Pour être honnêtes, nous n’avions pas prévu de partir en Sardaigne. Mais la vie est pleine de surprises. Nous étions à l’aéroport, un billet pour le Japon dans notre sac. Juste avant le départ, la compagnie aérienne nous informe que l’un de nos trois vols a été annulé et qu’il est impossible de nous replacer à court terme. Panique totale. Et grosse déception. Mais au lieu de rentrer à la maison, on choisit de réserver rapidement une place sur le vol le moins cher ce jour-là: un aller-retour pour Cagliari. La réflexion arrive plus tard: la Sardaigne en janvier, est-ce vraiment judicieux? Disons qu’après l’avoir précédemment visitée à la haute saison, l’île italienne n’avait pas du tout répondu à nos attentes… et toute destination mérite une seconde chance.

Ainsi débute notre road trip improvisé, sous le soleil de Cagliari, la capitale et unique métropole de la Sardaigne. Depuis l’aéroport, il y a un arrêt de train – ou 10 minutes de marche – jusqu’au très séduisant centre-ville. La balade jusqu’à notre B&B (IoAMoCagliari, moins de 50 euros la nuit l’hiver dernier) est très agréable.
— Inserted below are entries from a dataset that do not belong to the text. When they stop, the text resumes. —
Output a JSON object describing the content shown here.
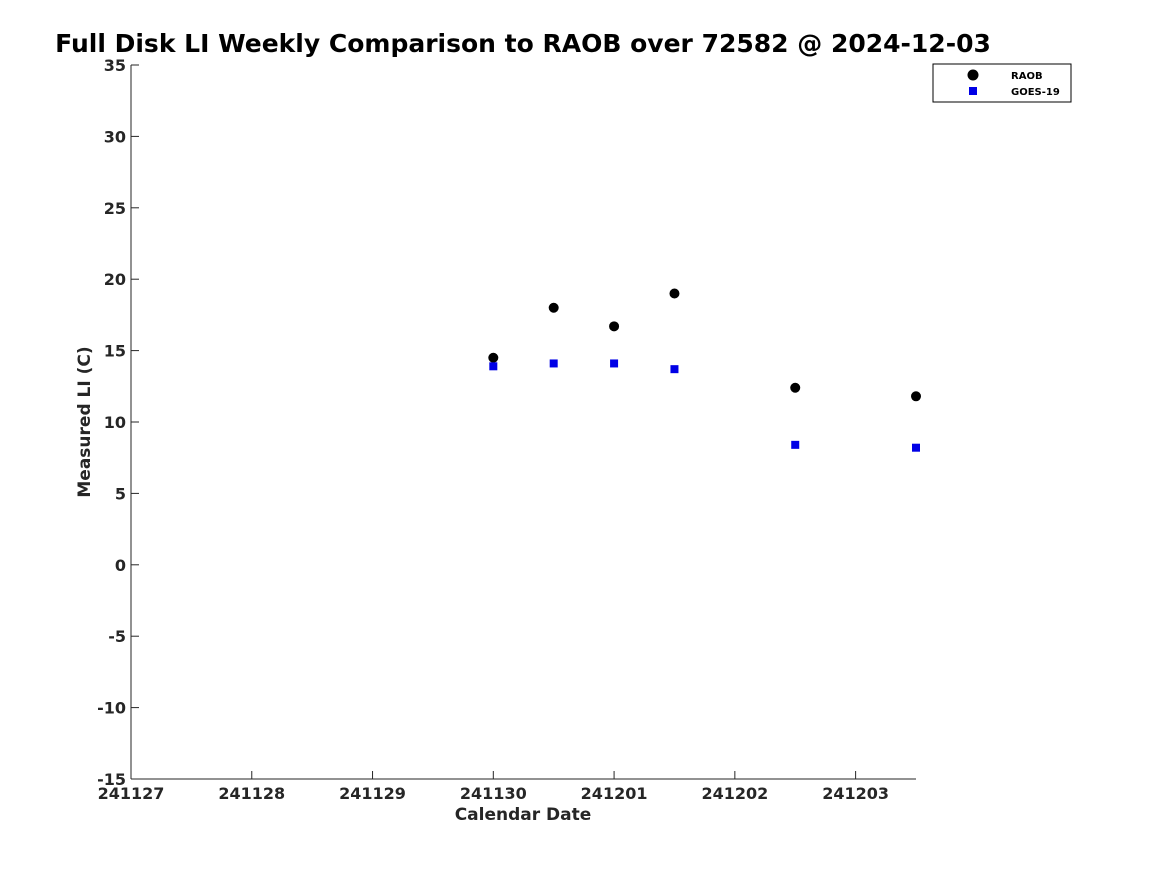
{
  "chart_data": {
    "type": "scatter",
    "title": "Full Disk LI Weekly Comparison to RAOB over 72582 @ 2024-12-03",
    "xlabel": "Calendar Date",
    "ylabel": "Measured LI (C)",
    "xlim": [
      0,
      6.5
    ],
    "ylim": [
      -15,
      35
    ],
    "x_tick_values": [
      0,
      1,
      2,
      3,
      4,
      5,
      6
    ],
    "x_tick_labels": [
      "241127",
      "241128",
      "241129",
      "241130",
      "241201",
      "241202",
      "241203"
    ],
    "y_tick_values": [
      35,
      30,
      25,
      20,
      15,
      10,
      5,
      0,
      -5,
      -10,
      -15
    ],
    "y_tick_labels": [
      "35",
      "30",
      "25",
      "20",
      "15",
      "10",
      "5",
      "0",
      "-5",
      "-10",
      "-15"
    ],
    "grid": false,
    "legend_position": "top-right",
    "series": [
      {
        "name": "RAOB",
        "marker": "circle",
        "color": "#000000",
        "x": [
          3.0,
          3.5,
          4.0,
          4.5,
          5.5,
          6.5
        ],
        "values": [
          14.5,
          18.0,
          16.7,
          19.0,
          12.4,
          11.8
        ]
      },
      {
        "name": "GOES-19",
        "marker": "square",
        "color": "#0000e6",
        "x": [
          3.0,
          3.5,
          4.0,
          4.5,
          5.5,
          6.5
        ],
        "values": [
          13.9,
          14.1,
          14.1,
          13.7,
          8.4,
          8.2
        ]
      }
    ]
  }
}
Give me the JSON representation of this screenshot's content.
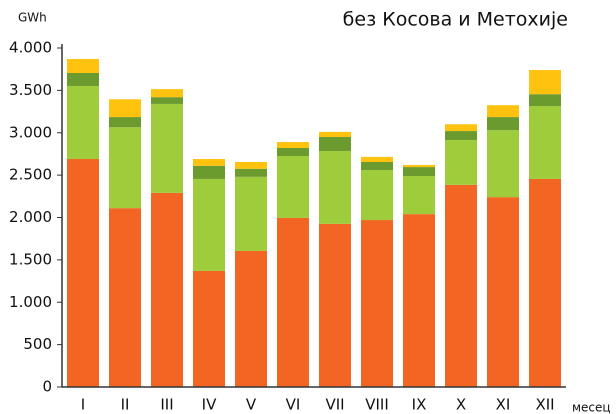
{
  "chart_data": {
    "type": "stacked_bar",
    "title": "без Косова и Метохије",
    "y_label": "GWh",
    "x_label": "месец",
    "categories": [
      "I",
      "II",
      "III",
      "IV",
      "V",
      "VI",
      "VII",
      "VIII",
      "IX",
      "X",
      "XI",
      "XII"
    ],
    "series": [
      {
        "color": "#f26522",
        "values": [
          2690,
          2110,
          2290,
          1370,
          1605,
          1995,
          1925,
          1970,
          2040,
          2385,
          2240,
          2455
        ]
      },
      {
        "color": "#9fcc3b",
        "values": [
          862,
          955,
          1050,
          1085,
          875,
          730,
          860,
          590,
          450,
          530,
          790,
          860
        ]
      },
      {
        "color": "#6b9a2f",
        "values": [
          153,
          120,
          80,
          155,
          95,
          95,
          165,
          95,
          105,
          105,
          155,
          140
        ]
      },
      {
        "color": "#ffc20e",
        "values": [
          165,
          210,
          95,
          80,
          80,
          70,
          60,
          60,
          25,
          80,
          140,
          285
        ]
      }
    ],
    "ylim": [
      0,
      4000
    ],
    "yticks": [
      0,
      500,
      {
        "value": 1000,
        "label": "1.000"
      },
      {
        "value": 1500,
        "label": "1.500"
      },
      {
        "value": 2000,
        "label": "2.000"
      },
      {
        "value": 2500,
        "label": "2.500"
      },
      {
        "value": 3000,
        "label": "3.000"
      },
      {
        "value": 3500,
        "label": "3.500"
      },
      {
        "value": 4000,
        "label": "4.000"
      }
    ],
    "grid": false
  }
}
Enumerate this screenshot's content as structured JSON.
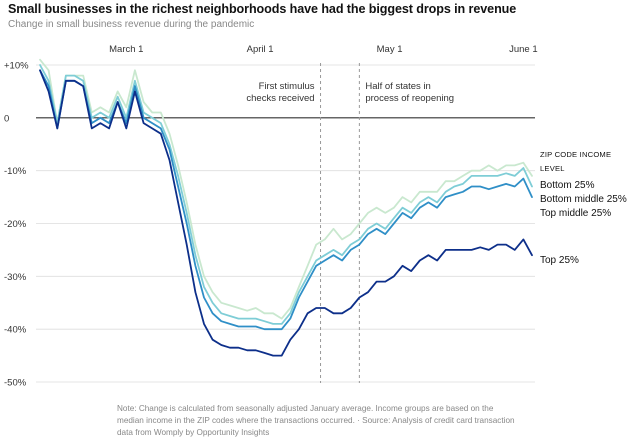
{
  "header": {
    "title": "Small businesses in the richest neighborhoods have had the biggest drops in revenue",
    "subtitle": "Change in small business revenue during the pandemic"
  },
  "footer": {
    "note": "Note: Change is calculated from seasonally adjusted January average. Income groups are based on the median income in the ZIP codes where the transactions occurred.  ·  Source: Analysis of credit card transaction data from Womply by Opportunity Insights"
  },
  "legend": {
    "heading": "ZIP CODE INCOME LEVEL",
    "entries": [
      "Bottom 25%",
      "Bottom middle 25%",
      "Top middle 25%",
      "Top 25%"
    ]
  },
  "colors": {
    "bottom": "#c9e8cf",
    "bottom_middle": "#7ecdd6",
    "top_middle": "#2f8fc7",
    "top": "#0d2f8a",
    "axis": "#333333",
    "grid": "#dddddd",
    "vline": "#999999"
  },
  "chart_data": {
    "type": "line",
    "title": "Small businesses in the richest neighborhoods have had the biggest drops in revenue",
    "subtitle": "Change in small business revenue during the pandemic",
    "x_ticks": [
      "March 1",
      "April 1",
      "May 1",
      "June 1"
    ],
    "x_range": [
      "2020-02-10",
      "2020-06-03"
    ],
    "y_ticks": [
      "+10%",
      "0",
      "-10%",
      "-20%",
      "-30%",
      "-40%",
      "-50%"
    ],
    "y_tick_values": [
      10,
      0,
      -10,
      -20,
      -30,
      -40,
      -50
    ],
    "ylim": [
      -50,
      10
    ],
    "grid": true,
    "legend_placement": "right",
    "annotations": [
      {
        "date": "2020-04-15",
        "text": [
          "First stimulus",
          "checks received"
        ]
      },
      {
        "date": "2020-04-24",
        "text": [
          "Half of states in",
          "process of reopening"
        ]
      }
    ],
    "dates": [
      "2020-02-10",
      "2020-02-12",
      "2020-02-14",
      "2020-02-16",
      "2020-02-18",
      "2020-02-20",
      "2020-02-22",
      "2020-02-24",
      "2020-02-26",
      "2020-02-28",
      "2020-03-01",
      "2020-03-03",
      "2020-03-05",
      "2020-03-07",
      "2020-03-09",
      "2020-03-11",
      "2020-03-13",
      "2020-03-15",
      "2020-03-17",
      "2020-03-19",
      "2020-03-21",
      "2020-03-23",
      "2020-03-25",
      "2020-03-27",
      "2020-03-29",
      "2020-03-31",
      "2020-04-02",
      "2020-04-04",
      "2020-04-06",
      "2020-04-08",
      "2020-04-10",
      "2020-04-12",
      "2020-04-14",
      "2020-04-16",
      "2020-04-18",
      "2020-04-20",
      "2020-04-22",
      "2020-04-24",
      "2020-04-26",
      "2020-04-28",
      "2020-04-30",
      "2020-05-02",
      "2020-05-04",
      "2020-05-06",
      "2020-05-08",
      "2020-05-10",
      "2020-05-12",
      "2020-05-14",
      "2020-05-16",
      "2020-05-18",
      "2020-05-20",
      "2020-05-22",
      "2020-05-24",
      "2020-05-26",
      "2020-05-28",
      "2020-05-30",
      "2020-06-01",
      "2020-06-03"
    ],
    "series": [
      {
        "name": "Bottom 25%",
        "color": "#c9e8cf",
        "values": [
          11,
          9,
          -1,
          8,
          8,
          8,
          1,
          2,
          1,
          5,
          2,
          9,
          3,
          1,
          1,
          -3,
          -9,
          -16,
          -24,
          -30,
          -33,
          -35,
          -35.5,
          -36,
          -36.5,
          -36,
          -37,
          -37,
          -38,
          -36,
          -32,
          -28,
          -24,
          -23,
          -21,
          -23,
          -22,
          -20,
          -18,
          -17,
          -18,
          -17,
          -15,
          -16,
          -14,
          -14,
          -14,
          -12,
          -12,
          -11,
          -10,
          -10,
          -9,
          -10,
          -9,
          -9,
          -8.5,
          -11
        ]
      },
      {
        "name": "Bottom middle 25%",
        "color": "#7ecdd6",
        "values": [
          10,
          7,
          -1,
          8,
          8,
          7,
          0,
          1,
          0,
          4,
          0,
          7,
          1,
          0,
          -1,
          -5,
          -11,
          -18,
          -26,
          -32,
          -35,
          -37,
          -37.5,
          -38,
          -38,
          -38,
          -38.5,
          -39,
          -39,
          -37,
          -33,
          -30,
          -27,
          -26,
          -25,
          -26,
          -24,
          -23,
          -21,
          -20,
          -21,
          -19,
          -17,
          -18,
          -16,
          -15,
          -16,
          -14,
          -13,
          -12.5,
          -11,
          -11,
          -11,
          -11,
          -10.5,
          -11,
          -9.5,
          -13
        ]
      },
      {
        "name": "Top middle 25%",
        "color": "#2f8fc7",
        "values": [
          9,
          6,
          -2,
          7,
          7,
          6,
          -1,
          0,
          -1,
          3,
          -1,
          6,
          0,
          -1,
          -2,
          -6,
          -13,
          -20,
          -28,
          -34,
          -37,
          -38.5,
          -39,
          -39.5,
          -39.5,
          -39.5,
          -40,
          -40,
          -40,
          -38,
          -34,
          -31,
          -28,
          -27,
          -26,
          -27,
          -25,
          -24,
          -22,
          -21,
          -22,
          -20,
          -18,
          -19,
          -17,
          -16,
          -17,
          -15,
          -14.5,
          -14,
          -13,
          -13,
          -13.5,
          -13,
          -12.5,
          -13,
          -11.5,
          -15
        ]
      },
      {
        "name": "Top 25%",
        "color": "#0d2f8a",
        "values": [
          9,
          5,
          -2,
          7,
          7,
          6,
          -2,
          -1,
          -2,
          3,
          -2,
          5,
          -1,
          -2,
          -3,
          -8,
          -16,
          -24,
          -33,
          -39,
          -42,
          -43,
          -43.5,
          -43.5,
          -44,
          -44,
          -44.5,
          -45,
          -45,
          -42,
          -40,
          -37,
          -36,
          -36,
          -37,
          -37,
          -36,
          -34,
          -33,
          -31,
          -31,
          -30,
          -28,
          -29,
          -27,
          -26,
          -27,
          -25,
          -25,
          -25,
          -25,
          -24.5,
          -25,
          -24,
          -24,
          -25,
          -23,
          -26
        ]
      }
    ]
  }
}
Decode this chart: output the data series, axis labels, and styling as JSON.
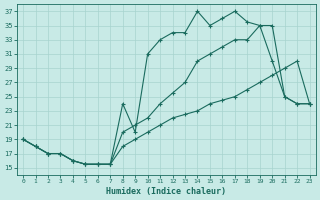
{
  "xlabel": "Humidex (Indice chaleur)",
  "xlim": [
    -0.5,
    23.5
  ],
  "ylim": [
    14,
    38
  ],
  "yticks": [
    15,
    17,
    19,
    21,
    23,
    25,
    27,
    29,
    31,
    33,
    35,
    37
  ],
  "xticks": [
    0,
    1,
    2,
    3,
    4,
    5,
    6,
    7,
    8,
    9,
    10,
    11,
    12,
    13,
    14,
    15,
    16,
    17,
    18,
    19,
    20,
    21,
    22,
    23
  ],
  "bg_color": "#c8eae6",
  "grid_color": "#a8d4ce",
  "line_color": "#1a6b5e",
  "curve1_x": [
    0,
    1,
    2,
    3,
    4,
    5,
    6,
    7,
    8,
    9,
    10,
    11,
    12,
    13,
    14,
    15,
    16,
    17,
    18,
    19,
    20,
    21,
    22,
    23
  ],
  "curve1_y": [
    19,
    18,
    17,
    17,
    16,
    15.5,
    15.5,
    15.5,
    24,
    20,
    31,
    33,
    34,
    34,
    37,
    35,
    36,
    37,
    35.5,
    35,
    35,
    25,
    24,
    24
  ],
  "curve2_x": [
    0,
    1,
    2,
    3,
    4,
    5,
    6,
    7,
    8,
    9,
    10,
    11,
    12,
    13,
    14,
    15,
    16,
    17,
    18,
    19,
    20,
    21,
    22,
    23
  ],
  "curve2_y": [
    19,
    18,
    17,
    17,
    16,
    15.5,
    15.5,
    15.5,
    20,
    21,
    22,
    24,
    25.5,
    27,
    30,
    31,
    32,
    33,
    33,
    35,
    30,
    25,
    24,
    24
  ],
  "curve3_x": [
    0,
    1,
    2,
    3,
    4,
    5,
    6,
    7,
    8,
    9,
    10,
    11,
    12,
    13,
    14,
    15,
    16,
    17,
    18,
    19,
    20,
    21,
    22,
    23
  ],
  "curve3_y": [
    19,
    18,
    17,
    17,
    16,
    15.5,
    15.5,
    15.5,
    18,
    19,
    20,
    21,
    22,
    22.5,
    23,
    24,
    24.5,
    25,
    26,
    27,
    28,
    29,
    30,
    24
  ]
}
On est loin du conte de fées japonais enneigé, mais il n’y a pas grand-chose à redire. De l’autre côté de la rue, une ancienne forteresse nous attend dans le Quartiere Castello, le plus ancien quartier de Cagliari construit sur l’une de ses sept collines. La grandeur sarde et le flair italien flottent dans les ruelles, offrant aux visiteurs une véritable expérience de voyage dans le temps. Au pied de la Bastione di Saint Remy, l’imposante porte d’entrée du Castello, nous découvrons l’Antico, le plus ancien café de Sardaigne, ouvert en 1855. Pas de saké à la carte, nous nous contenterons d’un limoncello bien corsé.

La capitale

«Jusqu’à il y a une semaine ou deux, il faisait encore 24°C», nous affirme le barman du Caffè Svizzero le lendemain matin, en nous apportant nos cappuccinos et nos croissants. Le serveur, en tenue classique, travaille dans le plus beau «grand café» qu’il nous ait été donné de voir depuis des années: un intérieur Art nouveau magnifique, des tables élégantes et des arcades somptueuses.

Dehors, il fait 17°C, une température fraîche pour le Sarde moyen, mais presque estivale pour quelqu’un qui a mis des sous-vêtements thermiques dans sa valise la veille. C’est le jour idéal pour explorer les parcs, les jardins, les criques et les plages de Cagliari. A commencer par le fleuron vert de la capitale sarde: l’Orto Botanico, l’un des jardins botaniques les plus célèbres d’Italie, avec pas moins de 2.000 espèces de plantes sommeillant sur cinq hectares en plein centre-ville, juste à côté de l’amphithéâtre romain. 

Peu après, à 20 minutes en bus exactement, nous travaillons notre cardio et usons nos souliers dans le quartier de Calamosca, où de nombreux sentiers redoutables mènent à la Sella del Diavolo (la selle du diable). La vue est digne d’une carte postale: la ville médiévale à gauche, la Spiaggia del Poetto, l’immense plage de sable de Cagliari (8 km), à droite, avec une réserve naturelle remplie de flamants roses juste derrière. Nous admirons longtemps le décor, heureux que Cagliari, avec ses cafés traditionnels, ses piazzas en ruine, ses calas azur et ses spiaggias d’une blancheur éclatante, apaise doucement notre deuil du Japon.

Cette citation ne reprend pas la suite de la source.